The Work Life Balance
All too often our working days are exclusively full of work and training related academia. It gets even worse because although you can’t literally take the 24-weeker you admitted today home with you, our e-portfolios demanding their reflections and curriculum filling are waiting for us when we get home, even if we choose to accompany them with a glass of wine or a bowl of ice cream. So what about life? Contrary to what the media and government may have us believe we are entitled to a personal and social life, and that needs some time setting aside for it.
When I returned from maternity leave 6 months ago I was determined that work wasn’t going to take over my entire home life. Of course the portfolio has to be done, but I would strive to keep some work-life balance, and more importantly, I would put my promise to myself and my family on paper so it was answerable to. After some consideration I decided to add it to my e-portfolio PDPs.
I went cautiously to my initial placement meeting and endured the laughter from my supervisor who scoffed that she had never known anyone manage to keep a good work-life balance and how on earth would I prove it anyway. But I had a plan – PDPs should be SMARTER, this was my secret:
Specific – set your goals for both work and life. The work part is easy(ish) – satisfactory assessments, 360 feedback and ARCP sign off. The life bit is both more complex and more fun. What do you love doing? I decided to focus it around my toddler and said I would do at least 1 trip out (park, swimming, seeing friends, soft play etc.) and one creative or messy (paint, mud, music etc.) activity each week. But what suits you? There are ways to fit almost anything (sports related, music, craft, social etc.) into the framework.
Measurable – How can you prove it? The work part is already going to be recorded. The life bit depends on what you are doing. We kept a photo diary which I put into a powerpoint to show my supervisior (and it made a great keepsake for us too). You could download your fitbit logs, keep concerts ticket stubs or programmes or make a portfolio or blog about your craft creations.
Achievable – keep it real. If struggle jogging to a crash call you’re not likely to be doing iron-man triathlons by the end of 6 months, but weekly jogs and a 5k fun run before the end of the job might be manageable. Build it into or around your work schedule. I pick up craft stuff on the way home from work and keep an eye out for NHS discounts at visitor attractions.
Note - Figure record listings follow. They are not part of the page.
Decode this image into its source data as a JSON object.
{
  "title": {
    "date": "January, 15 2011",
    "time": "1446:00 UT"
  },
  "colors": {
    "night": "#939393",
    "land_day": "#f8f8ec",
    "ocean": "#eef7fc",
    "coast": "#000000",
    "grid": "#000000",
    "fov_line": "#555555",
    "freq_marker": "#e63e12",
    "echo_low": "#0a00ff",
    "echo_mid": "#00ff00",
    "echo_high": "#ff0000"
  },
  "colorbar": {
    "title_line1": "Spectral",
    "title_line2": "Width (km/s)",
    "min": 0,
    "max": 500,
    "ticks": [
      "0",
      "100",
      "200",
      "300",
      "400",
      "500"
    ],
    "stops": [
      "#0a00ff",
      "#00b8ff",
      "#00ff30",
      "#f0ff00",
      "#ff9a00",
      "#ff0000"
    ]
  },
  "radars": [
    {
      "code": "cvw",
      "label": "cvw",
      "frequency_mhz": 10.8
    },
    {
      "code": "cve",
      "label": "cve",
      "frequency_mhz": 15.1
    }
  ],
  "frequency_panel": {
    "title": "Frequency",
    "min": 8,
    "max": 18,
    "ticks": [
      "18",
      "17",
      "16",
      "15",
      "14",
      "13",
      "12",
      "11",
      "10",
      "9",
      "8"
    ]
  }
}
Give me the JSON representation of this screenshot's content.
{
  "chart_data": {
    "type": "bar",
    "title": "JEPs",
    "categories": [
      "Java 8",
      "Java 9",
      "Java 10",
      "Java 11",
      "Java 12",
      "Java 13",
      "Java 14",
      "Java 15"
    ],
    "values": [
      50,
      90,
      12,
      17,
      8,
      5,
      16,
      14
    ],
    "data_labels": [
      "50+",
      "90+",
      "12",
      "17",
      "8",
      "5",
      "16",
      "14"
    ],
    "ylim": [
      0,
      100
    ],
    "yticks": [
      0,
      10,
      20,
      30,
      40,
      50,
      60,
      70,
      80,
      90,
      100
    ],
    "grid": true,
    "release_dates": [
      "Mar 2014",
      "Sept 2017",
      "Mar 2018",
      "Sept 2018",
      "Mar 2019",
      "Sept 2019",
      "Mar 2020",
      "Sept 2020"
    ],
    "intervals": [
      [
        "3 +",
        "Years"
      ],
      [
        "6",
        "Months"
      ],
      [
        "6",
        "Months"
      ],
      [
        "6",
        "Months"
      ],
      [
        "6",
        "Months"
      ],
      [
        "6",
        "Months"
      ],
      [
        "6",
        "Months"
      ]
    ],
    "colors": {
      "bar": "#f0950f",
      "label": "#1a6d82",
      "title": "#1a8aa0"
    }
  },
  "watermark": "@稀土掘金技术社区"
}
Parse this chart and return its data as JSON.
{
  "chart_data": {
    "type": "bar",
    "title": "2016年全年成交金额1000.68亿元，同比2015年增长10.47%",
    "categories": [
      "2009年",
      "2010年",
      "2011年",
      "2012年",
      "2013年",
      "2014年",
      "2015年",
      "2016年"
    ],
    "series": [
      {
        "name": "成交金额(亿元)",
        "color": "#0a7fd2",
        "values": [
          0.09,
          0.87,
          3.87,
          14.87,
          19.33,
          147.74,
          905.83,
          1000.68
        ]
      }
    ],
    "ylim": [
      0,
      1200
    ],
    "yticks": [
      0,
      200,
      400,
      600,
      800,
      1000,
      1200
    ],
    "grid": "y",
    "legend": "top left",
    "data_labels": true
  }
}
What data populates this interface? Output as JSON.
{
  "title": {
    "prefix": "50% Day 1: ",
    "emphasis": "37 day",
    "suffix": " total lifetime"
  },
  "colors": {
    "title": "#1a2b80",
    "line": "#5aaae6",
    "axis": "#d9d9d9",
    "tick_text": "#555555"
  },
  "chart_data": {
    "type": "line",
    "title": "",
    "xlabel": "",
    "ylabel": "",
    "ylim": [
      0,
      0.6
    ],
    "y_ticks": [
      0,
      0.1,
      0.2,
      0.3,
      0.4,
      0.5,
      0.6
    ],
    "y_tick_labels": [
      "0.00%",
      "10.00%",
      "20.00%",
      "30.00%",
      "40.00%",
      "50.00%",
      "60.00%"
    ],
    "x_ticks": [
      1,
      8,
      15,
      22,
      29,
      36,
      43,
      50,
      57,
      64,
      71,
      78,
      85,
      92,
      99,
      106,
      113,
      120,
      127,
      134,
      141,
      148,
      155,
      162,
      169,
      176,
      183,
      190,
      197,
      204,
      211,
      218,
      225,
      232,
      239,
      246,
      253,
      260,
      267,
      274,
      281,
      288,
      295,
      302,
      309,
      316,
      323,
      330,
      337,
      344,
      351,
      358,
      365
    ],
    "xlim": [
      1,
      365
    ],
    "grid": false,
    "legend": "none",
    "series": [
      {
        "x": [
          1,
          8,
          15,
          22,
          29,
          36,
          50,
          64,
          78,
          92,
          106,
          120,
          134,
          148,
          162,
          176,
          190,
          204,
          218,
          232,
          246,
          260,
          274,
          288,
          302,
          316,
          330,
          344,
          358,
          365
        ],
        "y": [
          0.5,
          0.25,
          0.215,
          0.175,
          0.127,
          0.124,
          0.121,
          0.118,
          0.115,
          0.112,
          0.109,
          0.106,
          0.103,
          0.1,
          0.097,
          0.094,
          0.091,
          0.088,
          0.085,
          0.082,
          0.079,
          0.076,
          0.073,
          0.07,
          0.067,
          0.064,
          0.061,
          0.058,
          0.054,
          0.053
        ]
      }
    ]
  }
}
Relevant – got to meet your leaning needs. I can already hearing you say that work don’t care about life BUT …the last point in the Generic Curriculum is “Approach to personal health, stress and well-being” – one difficult to evidence but so applicable to this PDP.
Time bound – this one’s easy – within this placement
Exciting – by now you’ve sussed that this will be. What would be better than planning a series of music concert attendances, dance lessons or simply getting covered in paint by your kids.
Recorded – put the outcome into your portfolio as an uploaded document or share with your supervisor.